By Emilie Eastman, Capital News Service
Top Maryland health advocates endorsed a proposal to increase state cigarette taxes by $1 per pack, in a report released Wednesday.
According to the report, raising the sales tax on cigarettes by $1 per pack in 2008 significantly reduced youth and adult smoking rates and increased state revenue by $126 million in one year.
"We’ve been thinking about [creating this report] ever since the law passed in 2008," said Vincent DeMarco, president of the Maryland Citizens’ Health Initiative. "The law accomplished its goal. Tobacco tax increases save lives."
Maryland Citizen’s Health Initiative was one of nearly a dozen health organizations supporting the study, including the American Lung Association in Maryland, AARP and the American Heart Association.
The supporters propose allocating revenue from the increased tax to health care programs, including the state tobacco prevention and cessation program, which saw funding cuts several years ago, according to the report.
Higher tobacco taxes have been a particular deterrent to young people, with youth smoking rates dropping nearly 30 percent following the 2008 increase, which raised the total tax to $2 per pack, according to the report.

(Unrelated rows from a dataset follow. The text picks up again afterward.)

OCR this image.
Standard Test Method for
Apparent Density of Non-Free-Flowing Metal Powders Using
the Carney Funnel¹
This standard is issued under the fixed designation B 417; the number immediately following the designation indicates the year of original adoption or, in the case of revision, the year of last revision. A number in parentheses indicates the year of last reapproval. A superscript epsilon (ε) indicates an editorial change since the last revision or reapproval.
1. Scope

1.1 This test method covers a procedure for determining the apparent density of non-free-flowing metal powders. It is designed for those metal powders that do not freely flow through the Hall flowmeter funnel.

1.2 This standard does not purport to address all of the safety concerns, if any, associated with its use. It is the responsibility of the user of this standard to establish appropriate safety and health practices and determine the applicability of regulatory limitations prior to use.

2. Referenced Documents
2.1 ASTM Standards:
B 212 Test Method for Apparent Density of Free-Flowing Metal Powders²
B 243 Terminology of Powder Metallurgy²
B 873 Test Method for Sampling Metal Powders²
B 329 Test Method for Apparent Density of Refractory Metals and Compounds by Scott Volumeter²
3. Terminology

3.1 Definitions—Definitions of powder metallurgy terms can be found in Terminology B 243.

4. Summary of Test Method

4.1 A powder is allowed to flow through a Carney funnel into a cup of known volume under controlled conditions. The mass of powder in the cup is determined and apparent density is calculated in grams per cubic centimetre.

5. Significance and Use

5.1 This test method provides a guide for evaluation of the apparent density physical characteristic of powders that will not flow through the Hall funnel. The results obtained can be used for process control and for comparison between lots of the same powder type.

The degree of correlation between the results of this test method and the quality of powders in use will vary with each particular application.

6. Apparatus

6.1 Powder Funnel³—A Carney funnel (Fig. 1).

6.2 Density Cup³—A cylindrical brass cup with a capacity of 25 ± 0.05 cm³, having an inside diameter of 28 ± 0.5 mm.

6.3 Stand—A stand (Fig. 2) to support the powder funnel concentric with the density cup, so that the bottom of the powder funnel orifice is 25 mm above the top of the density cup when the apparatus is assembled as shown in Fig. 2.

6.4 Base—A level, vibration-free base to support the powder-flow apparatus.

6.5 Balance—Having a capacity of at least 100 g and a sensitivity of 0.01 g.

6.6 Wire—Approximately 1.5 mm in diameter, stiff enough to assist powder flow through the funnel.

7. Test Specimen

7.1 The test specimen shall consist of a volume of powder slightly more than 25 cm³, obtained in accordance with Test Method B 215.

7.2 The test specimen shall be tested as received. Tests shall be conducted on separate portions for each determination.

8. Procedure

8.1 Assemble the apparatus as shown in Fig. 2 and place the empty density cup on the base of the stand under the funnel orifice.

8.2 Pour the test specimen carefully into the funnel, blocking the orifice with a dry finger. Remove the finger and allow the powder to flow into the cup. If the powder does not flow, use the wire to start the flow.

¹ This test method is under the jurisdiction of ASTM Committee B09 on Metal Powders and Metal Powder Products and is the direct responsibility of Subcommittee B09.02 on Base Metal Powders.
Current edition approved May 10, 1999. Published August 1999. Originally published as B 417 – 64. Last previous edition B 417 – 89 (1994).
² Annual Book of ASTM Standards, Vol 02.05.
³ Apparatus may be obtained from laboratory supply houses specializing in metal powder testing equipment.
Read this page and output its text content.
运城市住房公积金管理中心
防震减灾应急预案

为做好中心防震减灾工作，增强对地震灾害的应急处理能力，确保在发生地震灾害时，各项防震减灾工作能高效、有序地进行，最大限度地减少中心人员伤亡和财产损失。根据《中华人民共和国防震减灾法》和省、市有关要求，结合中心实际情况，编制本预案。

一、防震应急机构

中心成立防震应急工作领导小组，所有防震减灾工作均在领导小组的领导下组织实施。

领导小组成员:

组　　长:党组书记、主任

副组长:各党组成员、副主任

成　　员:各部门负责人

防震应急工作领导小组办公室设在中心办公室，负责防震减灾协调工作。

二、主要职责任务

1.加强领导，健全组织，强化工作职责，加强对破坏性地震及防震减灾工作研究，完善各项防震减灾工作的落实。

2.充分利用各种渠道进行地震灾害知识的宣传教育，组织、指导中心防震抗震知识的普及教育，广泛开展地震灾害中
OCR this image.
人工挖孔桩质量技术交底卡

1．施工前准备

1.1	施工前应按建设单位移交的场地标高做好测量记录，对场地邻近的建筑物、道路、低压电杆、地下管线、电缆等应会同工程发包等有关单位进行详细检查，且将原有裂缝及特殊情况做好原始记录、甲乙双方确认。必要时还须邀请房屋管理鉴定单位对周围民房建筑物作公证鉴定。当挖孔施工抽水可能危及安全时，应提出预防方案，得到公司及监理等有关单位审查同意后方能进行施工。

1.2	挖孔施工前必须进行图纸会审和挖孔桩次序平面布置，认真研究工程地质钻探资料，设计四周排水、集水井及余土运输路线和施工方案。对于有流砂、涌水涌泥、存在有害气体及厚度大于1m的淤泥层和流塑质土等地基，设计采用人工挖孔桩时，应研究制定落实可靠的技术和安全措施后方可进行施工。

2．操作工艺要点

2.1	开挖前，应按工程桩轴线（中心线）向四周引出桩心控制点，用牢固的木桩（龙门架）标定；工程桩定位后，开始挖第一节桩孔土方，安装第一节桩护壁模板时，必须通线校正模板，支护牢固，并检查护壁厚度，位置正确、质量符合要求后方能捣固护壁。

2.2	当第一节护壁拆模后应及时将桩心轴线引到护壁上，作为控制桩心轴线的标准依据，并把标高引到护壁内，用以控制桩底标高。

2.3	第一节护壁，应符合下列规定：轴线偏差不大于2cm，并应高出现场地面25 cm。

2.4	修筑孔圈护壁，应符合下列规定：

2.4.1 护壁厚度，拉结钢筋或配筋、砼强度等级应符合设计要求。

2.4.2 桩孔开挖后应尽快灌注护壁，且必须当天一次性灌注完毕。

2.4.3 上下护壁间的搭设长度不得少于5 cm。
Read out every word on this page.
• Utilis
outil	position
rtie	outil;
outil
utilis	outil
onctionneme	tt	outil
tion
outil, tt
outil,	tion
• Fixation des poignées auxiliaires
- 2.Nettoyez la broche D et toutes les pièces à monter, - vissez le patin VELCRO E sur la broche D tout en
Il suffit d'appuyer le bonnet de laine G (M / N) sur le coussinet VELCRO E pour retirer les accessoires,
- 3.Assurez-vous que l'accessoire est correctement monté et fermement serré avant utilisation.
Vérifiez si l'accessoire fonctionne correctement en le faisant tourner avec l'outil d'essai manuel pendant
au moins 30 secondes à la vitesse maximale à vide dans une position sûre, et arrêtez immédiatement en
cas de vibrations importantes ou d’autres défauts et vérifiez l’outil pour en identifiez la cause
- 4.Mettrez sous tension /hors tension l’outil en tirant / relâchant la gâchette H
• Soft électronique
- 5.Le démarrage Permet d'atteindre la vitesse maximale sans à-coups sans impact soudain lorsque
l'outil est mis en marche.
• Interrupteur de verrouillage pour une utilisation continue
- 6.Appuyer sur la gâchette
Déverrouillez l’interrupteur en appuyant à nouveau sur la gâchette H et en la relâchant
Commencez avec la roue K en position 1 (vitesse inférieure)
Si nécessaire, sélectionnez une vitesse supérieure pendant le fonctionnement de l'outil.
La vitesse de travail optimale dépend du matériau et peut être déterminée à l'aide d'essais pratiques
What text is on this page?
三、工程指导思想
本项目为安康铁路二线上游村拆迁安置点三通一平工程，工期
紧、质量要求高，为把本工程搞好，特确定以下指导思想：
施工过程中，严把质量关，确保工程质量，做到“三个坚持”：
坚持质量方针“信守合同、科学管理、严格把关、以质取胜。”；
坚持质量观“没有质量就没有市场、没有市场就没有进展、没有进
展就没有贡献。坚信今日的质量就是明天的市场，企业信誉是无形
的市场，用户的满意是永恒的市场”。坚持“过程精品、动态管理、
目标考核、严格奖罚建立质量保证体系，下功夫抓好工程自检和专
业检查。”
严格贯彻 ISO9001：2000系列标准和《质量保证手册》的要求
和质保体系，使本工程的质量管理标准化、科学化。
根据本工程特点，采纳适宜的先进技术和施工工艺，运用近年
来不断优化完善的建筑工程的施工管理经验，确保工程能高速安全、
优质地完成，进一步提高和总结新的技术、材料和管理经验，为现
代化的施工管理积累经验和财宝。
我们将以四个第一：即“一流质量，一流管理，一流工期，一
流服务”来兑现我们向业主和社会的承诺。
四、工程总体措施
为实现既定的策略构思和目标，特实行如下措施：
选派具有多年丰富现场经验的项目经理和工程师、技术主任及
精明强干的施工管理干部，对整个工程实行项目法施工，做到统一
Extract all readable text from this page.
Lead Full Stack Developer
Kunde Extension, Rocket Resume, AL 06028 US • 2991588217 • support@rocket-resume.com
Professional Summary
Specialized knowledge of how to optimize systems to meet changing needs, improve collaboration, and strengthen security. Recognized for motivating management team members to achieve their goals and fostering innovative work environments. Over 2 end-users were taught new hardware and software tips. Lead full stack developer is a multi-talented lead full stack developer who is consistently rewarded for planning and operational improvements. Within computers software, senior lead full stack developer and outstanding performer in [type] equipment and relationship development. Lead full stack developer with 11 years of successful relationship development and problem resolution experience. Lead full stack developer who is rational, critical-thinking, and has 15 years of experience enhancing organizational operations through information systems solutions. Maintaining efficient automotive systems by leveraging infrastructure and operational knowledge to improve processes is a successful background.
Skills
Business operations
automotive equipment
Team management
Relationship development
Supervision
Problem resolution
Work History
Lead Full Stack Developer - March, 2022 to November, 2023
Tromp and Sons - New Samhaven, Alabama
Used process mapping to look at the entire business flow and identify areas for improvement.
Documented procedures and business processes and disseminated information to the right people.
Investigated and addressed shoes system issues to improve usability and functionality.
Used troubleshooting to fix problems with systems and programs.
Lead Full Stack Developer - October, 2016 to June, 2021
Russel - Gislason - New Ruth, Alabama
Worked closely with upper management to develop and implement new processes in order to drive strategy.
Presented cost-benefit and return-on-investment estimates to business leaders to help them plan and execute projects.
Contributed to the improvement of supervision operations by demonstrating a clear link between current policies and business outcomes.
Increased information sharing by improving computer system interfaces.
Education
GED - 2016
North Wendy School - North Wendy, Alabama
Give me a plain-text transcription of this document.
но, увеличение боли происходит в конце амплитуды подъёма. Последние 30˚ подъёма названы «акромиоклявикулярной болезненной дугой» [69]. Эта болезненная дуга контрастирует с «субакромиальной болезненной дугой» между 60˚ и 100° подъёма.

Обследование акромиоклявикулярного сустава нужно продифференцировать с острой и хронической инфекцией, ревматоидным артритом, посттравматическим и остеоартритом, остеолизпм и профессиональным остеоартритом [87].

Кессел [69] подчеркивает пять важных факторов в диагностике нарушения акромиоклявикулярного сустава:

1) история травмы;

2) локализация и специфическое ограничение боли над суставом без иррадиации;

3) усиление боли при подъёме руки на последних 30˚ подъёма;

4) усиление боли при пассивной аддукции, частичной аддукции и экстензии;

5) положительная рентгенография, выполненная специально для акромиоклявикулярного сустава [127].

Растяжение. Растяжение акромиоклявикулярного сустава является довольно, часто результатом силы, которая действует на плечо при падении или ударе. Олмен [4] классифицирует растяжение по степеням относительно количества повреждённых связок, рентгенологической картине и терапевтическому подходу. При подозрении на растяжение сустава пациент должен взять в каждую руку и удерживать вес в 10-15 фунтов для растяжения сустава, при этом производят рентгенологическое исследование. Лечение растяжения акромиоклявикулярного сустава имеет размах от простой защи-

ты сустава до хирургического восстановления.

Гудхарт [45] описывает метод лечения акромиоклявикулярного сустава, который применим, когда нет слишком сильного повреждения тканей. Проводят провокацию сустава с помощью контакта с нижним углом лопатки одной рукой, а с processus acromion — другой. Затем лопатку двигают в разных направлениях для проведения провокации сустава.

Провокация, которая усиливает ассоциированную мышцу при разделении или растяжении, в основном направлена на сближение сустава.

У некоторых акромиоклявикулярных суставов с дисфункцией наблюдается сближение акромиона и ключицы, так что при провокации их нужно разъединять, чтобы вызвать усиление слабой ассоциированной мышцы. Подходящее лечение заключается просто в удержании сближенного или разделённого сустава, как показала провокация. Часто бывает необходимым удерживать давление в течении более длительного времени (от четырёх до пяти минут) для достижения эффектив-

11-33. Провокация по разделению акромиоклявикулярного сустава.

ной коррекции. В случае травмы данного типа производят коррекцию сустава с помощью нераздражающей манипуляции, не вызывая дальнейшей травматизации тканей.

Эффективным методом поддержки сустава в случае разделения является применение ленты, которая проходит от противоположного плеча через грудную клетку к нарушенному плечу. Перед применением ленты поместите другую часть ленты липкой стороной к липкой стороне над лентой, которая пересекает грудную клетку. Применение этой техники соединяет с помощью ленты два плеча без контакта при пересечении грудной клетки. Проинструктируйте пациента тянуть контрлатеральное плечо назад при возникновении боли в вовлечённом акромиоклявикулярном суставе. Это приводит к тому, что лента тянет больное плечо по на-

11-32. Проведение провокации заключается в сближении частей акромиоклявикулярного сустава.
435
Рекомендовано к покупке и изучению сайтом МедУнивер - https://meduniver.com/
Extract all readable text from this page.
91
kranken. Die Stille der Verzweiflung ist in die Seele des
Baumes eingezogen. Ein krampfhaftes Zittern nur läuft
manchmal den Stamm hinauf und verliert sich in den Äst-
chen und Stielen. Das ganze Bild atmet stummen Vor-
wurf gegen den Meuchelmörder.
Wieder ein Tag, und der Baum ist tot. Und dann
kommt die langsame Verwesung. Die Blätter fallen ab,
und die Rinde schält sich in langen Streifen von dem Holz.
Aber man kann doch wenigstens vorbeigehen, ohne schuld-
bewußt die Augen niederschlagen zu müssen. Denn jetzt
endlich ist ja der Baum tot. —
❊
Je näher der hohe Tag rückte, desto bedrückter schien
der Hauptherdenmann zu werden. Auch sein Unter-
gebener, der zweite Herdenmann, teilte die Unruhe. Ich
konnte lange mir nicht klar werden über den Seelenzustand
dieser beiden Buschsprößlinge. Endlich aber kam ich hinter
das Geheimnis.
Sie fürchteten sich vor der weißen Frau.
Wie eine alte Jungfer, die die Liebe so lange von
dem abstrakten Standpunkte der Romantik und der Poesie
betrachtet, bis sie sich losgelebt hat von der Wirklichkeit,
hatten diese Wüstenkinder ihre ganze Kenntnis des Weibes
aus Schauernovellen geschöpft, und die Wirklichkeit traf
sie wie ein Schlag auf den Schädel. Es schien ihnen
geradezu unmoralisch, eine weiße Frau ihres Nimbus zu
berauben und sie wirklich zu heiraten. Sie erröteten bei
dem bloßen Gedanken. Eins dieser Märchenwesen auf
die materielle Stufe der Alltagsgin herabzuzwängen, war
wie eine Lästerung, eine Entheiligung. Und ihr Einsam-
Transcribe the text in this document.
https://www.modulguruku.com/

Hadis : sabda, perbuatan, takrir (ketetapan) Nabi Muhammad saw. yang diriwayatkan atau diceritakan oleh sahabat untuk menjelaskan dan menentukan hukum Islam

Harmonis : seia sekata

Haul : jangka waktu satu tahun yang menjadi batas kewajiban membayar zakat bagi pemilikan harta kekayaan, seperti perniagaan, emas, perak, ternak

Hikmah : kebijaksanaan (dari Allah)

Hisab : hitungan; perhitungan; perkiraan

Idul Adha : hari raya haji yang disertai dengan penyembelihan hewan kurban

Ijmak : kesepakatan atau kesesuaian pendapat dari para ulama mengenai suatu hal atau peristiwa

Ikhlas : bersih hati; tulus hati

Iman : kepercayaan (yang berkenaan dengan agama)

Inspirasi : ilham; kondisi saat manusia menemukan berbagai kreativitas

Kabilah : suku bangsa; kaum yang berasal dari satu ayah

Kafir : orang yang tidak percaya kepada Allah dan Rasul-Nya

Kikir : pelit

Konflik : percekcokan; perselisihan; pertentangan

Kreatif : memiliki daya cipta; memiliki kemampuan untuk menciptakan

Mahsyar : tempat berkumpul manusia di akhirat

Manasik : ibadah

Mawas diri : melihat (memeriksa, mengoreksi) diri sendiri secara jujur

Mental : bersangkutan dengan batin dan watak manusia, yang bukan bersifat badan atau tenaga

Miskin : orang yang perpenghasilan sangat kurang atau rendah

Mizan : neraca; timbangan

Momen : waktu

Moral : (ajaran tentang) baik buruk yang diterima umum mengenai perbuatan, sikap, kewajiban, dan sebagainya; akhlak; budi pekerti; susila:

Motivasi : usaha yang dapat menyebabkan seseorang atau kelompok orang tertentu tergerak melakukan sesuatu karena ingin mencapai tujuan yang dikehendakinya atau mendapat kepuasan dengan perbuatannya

The Rev. Fred Weimert agrees with this finding, and said he saw the effects of the tax first-hand with his two sons – both former smokers.
"It was economics that made them both stop," he said.
Weimert is the president of the Central Maryland Ecumenical Council, an interdenominational advocacy organization, and said he and his colleagues are concerned about the health and welfare of their communities. Weimert said he commonly receives the complaint that tobacco taxes are regressive, unfairly targeting low-income consumers.
"A lot of the people that smoke are poor, and that worries me," he said. But Weimert said the benefits of the tax outweigh the harm because smoking cessation leads to better health, and cigarette tax revenue cycles back into the health system.
"I think almost every religious leader realizes that," he said.
Approximately 16 percent of Maryland adults and 12 percent of youth smoke cigarettes regularly, costing the state nearly $2 billion annually in smoking-related health care bills, according to Wednesday’s report.
The push to raise the tax on cigarettes is supported by some lawmakers in the Maryland State House.
Delegate Eric Luedtke, D-Montgomery, introduced a bill last year that would increase tobacco tax rates and supplement funds for the Tobacco Use Prevention and Cessation Program.
He plans to reintroduce the proposal in the upcoming legislative session, he said.
"The evidence is incontrovertible," Luedtke said. "We’re hoping that the legislature realizes how important this issue is."